Does GANGSTER SQUAD cut the mustard as a 1940's crime thriller, or does it get lost in martinis and swing music?
Set in 1949 Los Angeles, Squad follows mob boss Mickey Cohen (Sean Penn, At Close Range) as he attempts to gain control of the city. A former championship boxer, Cohen uses brutal tactics to expand his territory while fending off bosses from Chicago. To him, it's just another bout to be fought: he's bought off local police and judges so they'll look the other way, leaving cops like John O'Mara (Josh Brolin, MIB3) worried that L.A. will soon become a dangerous place to live. A hero of WWII, O'Mara is approached by Chief Parker (Nick Nolte, 48 Hours) to lead a secret task force to take Cohen down, but the rules are simple: kill Cohen and someone else takes his place. O'Mara will have to arrest Cohen on real charges, something that the party animal Sgt. Jerry Wooters (Ryan Gosling, Drive) doesn't believe can be done. He bickers when O'Mara extends an invitation to join his team, as Wooters enjoys the life that comes with looking the other way. To him, O'Mara's gesture seems more like a suicidal inconvenience than a chance to do right. With the help of his expectant wife Connie (Mireille Enos, The Killing), John puts together the quintessential team of operatives: the intelligence gatherer (Geovanni Ribisi, Saving Private Ryan), the tough fist (Anthony Mackie, Abraham Lincoln: VH), the big gun (Robert Patrick, Terminator 2), and The Lieutenant (Gosling), who later joins after fate intercedes. Caught in the middle of this war for L.A. is Cohen's girlfriend and socialite Grace Faraday (Emma Stone, The Amazing Spider-man) who enjoys the life but hates the random violence surrounding Cohen. As the team begins to exert their influence, Wooters falls for Faraday, forcing her to make a tough decision about her future and the fate of The Squad.

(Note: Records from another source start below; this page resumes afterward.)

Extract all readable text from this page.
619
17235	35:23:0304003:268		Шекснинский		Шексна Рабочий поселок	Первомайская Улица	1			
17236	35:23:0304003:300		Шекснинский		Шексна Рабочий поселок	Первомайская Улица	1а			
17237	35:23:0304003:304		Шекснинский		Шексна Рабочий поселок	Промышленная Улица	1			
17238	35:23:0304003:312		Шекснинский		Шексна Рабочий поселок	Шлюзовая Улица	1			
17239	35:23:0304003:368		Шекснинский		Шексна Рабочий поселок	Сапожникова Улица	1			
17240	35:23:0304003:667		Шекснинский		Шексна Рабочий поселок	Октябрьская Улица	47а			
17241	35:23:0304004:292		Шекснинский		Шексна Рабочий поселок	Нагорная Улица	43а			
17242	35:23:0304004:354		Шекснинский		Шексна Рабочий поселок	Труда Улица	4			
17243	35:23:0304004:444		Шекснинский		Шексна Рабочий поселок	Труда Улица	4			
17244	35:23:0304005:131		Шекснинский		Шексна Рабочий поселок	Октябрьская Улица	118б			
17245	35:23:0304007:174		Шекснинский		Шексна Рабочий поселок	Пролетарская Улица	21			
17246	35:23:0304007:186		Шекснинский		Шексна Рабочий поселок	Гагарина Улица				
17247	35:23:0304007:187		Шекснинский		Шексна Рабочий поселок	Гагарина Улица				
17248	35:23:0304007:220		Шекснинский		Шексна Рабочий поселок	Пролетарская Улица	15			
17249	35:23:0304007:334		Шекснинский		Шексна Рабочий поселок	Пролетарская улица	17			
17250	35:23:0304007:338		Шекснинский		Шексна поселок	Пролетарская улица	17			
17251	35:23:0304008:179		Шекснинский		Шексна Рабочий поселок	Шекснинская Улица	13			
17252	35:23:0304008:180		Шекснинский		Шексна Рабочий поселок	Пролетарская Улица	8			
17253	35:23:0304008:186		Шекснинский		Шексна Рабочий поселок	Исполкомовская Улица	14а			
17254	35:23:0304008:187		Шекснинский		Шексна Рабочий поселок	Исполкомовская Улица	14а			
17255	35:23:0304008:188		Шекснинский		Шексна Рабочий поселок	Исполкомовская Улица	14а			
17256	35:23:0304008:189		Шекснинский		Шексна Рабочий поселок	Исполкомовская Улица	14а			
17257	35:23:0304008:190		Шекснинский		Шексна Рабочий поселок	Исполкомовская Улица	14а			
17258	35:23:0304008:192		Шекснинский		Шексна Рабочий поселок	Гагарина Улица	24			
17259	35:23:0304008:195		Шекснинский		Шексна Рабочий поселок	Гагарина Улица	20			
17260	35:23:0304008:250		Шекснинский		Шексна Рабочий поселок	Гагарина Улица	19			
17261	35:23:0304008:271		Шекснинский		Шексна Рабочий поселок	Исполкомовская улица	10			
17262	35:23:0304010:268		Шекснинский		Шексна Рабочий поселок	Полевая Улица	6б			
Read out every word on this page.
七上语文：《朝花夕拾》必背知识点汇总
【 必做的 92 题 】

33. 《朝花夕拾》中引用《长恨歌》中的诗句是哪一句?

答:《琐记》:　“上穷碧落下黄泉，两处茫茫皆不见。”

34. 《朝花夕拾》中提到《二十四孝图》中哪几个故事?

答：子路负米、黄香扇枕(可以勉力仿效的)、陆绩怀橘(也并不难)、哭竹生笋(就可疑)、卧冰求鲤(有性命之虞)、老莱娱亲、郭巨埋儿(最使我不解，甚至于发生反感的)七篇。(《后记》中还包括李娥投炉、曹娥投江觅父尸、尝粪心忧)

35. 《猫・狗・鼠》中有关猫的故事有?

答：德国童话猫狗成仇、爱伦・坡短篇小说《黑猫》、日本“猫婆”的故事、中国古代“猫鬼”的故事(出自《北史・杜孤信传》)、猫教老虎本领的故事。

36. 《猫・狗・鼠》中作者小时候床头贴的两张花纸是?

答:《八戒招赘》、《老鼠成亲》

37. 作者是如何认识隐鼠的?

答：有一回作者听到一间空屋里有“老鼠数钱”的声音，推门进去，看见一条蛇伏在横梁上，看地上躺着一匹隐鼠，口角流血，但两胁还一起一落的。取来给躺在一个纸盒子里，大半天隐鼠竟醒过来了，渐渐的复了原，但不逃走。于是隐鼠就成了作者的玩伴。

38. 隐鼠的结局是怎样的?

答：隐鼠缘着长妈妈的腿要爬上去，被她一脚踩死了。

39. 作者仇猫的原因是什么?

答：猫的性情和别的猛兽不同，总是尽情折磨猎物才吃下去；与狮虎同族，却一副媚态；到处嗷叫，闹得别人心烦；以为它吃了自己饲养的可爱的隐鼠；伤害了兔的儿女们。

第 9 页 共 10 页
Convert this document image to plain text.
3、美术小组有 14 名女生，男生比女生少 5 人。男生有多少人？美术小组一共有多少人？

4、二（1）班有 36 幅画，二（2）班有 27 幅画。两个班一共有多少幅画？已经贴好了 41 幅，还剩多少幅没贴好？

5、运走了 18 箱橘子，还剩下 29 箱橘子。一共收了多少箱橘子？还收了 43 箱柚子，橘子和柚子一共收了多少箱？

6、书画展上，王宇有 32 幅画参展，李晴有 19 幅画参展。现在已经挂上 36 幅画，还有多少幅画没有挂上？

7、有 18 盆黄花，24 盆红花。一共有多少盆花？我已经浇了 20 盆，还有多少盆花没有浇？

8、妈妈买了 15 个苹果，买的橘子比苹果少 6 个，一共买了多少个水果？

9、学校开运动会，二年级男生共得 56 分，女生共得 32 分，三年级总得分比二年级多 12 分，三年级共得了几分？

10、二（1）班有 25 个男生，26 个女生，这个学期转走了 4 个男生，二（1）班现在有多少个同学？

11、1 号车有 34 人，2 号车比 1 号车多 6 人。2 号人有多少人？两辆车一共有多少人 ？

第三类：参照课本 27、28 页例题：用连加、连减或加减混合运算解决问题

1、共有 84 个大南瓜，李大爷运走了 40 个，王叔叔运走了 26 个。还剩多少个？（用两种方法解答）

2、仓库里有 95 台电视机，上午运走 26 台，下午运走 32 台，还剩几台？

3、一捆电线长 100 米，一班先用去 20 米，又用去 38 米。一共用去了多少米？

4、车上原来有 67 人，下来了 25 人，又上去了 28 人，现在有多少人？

Director Ruben Fleischer (Zombieland) shows off L.A. at its most fashionable time, filling the scene with bold 40's colors, fedora hats, and plenty of cigarette smoke. The impressive scenery is partially due to the impressive camerawork of Dion Beebe (Memoirs of a Geisha) and fellow Zombieland Editor Alan Baumgarten. But it's not all smoke and mirrors: Fleishcer and newcomer Will Beall have scripted a funny, smart, and thoroughly enjoyable effort. Granted, there are moments of extreme violence, but all of them are designed to elicit an emotional response about the twisted methods that Cohen employs. They're absolutely essential to the story, helping the audience make clear distinctions and issue loyalties squarely on the The Squad's side. Beall seems to get the idea that just enough humor, mixed in with the drama, can make both even better, and Fleischer has assembled a terrific and deep cast to carry it off. The result looks and sounds like a classic 40's/50's gangster film, while respecting the slow-motion editing common in 21st Century film-making. Brolin and Gosling make a good duo, bouncing funny lines off each other one minute, while shooting their way out of a problem in the next. Penn delivers a memorable (albeit, over-the-top) performance as Cohen, while Mackie and Patrick deliver several hilarious lines. Patrick in particular looks great as the cowboy cop, while his 'partner' Navidad Ramirez (Michael Pena, End of Watch) rounds out this ass-kicking Squad.
Originally slated for a September 2012 release, Gangster Squad was unfortunately a victim of the Aurora shooting, suffering from a pulled early trailer and requiring a couple of res-hoots before its release date was eventually pushed back. I honestly couldn't tell where these edits occurred in the final product, further strengthening my approval of Fleischer's final version. It's unlikely these scenes would have altered its outcome, but perhaps we'll gain an unfiltered viewpoint once the Blu-ray is released. For now, enjoy the best delayed movie of 2012 in 2013 - the very good Gangster Squad is an enjoyable return to the gangster movies of old. Let's hope people remember this one long into the year - Gangster Squad is very, very good. It's rated R for violence and language and has a runtime of 113 minutes.